When tragedy occurs, I cling to two things.  One is a concept my husband taught me from computer/ IT security.  No system is impermeable, unhackable, or safe for all eternity.  As soon as you might declare something safe, it issues a challenge to anyone who wants to prove you wrong.  However, you can put up enough protection to block random pings, frustrate amateur hackers by making them jump through hoops and run into dead ends, and alert you to real threats - and that's probably the best thing.  The same thing applies to safety in the real world. 
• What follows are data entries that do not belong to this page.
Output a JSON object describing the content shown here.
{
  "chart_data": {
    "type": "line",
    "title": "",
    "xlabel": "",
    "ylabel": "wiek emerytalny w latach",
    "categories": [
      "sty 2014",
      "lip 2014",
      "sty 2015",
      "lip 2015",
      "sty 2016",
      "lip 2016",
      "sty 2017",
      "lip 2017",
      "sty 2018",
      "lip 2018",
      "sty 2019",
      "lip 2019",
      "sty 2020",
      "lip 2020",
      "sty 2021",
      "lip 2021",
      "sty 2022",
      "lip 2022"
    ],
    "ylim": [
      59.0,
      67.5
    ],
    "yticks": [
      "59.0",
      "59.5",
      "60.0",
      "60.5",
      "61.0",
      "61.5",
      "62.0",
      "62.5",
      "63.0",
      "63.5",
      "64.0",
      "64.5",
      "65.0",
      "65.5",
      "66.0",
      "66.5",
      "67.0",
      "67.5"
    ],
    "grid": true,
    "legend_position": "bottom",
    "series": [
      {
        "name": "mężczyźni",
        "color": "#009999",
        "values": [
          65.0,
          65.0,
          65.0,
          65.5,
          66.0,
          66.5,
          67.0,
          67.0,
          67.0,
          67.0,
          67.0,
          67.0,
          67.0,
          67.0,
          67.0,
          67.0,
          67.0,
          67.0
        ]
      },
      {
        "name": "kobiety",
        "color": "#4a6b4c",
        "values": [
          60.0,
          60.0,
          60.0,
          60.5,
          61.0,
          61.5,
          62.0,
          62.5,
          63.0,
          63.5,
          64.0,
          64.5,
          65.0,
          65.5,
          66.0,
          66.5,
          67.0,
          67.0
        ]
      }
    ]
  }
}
The other is my faith.  My faith in humanity and kindness.  That people are naturally caring, helpful and responsible.  That for every evil committed there are hundreds if not thousands of kindnesses.  My faith in God means that I accept that I can't understand a reason why a sweet eight year old boy died along with two other innocent women in Boston; to me it doesn't mean that God wanted them to die.  It means that humans are intelligent (and sometimes crazy) beings with free will, which can include the will to commit murder.  But my faith in a higher power leads me to believe that something good will come out of this tragedy, which I may never personally know.  Maybe someone who did survive that horror will contribute to discovering the cure for cancer, or someone who watched the coverage will be inspired and find a way to restart the middle east peace process, or maybe someone will remember Martin Richard when they're driving and keep a close eye out for the kid who darts into the street so they can stop in time.  To me the goodness of humanity and God work together, helping us become better.  Not always good enough, but better.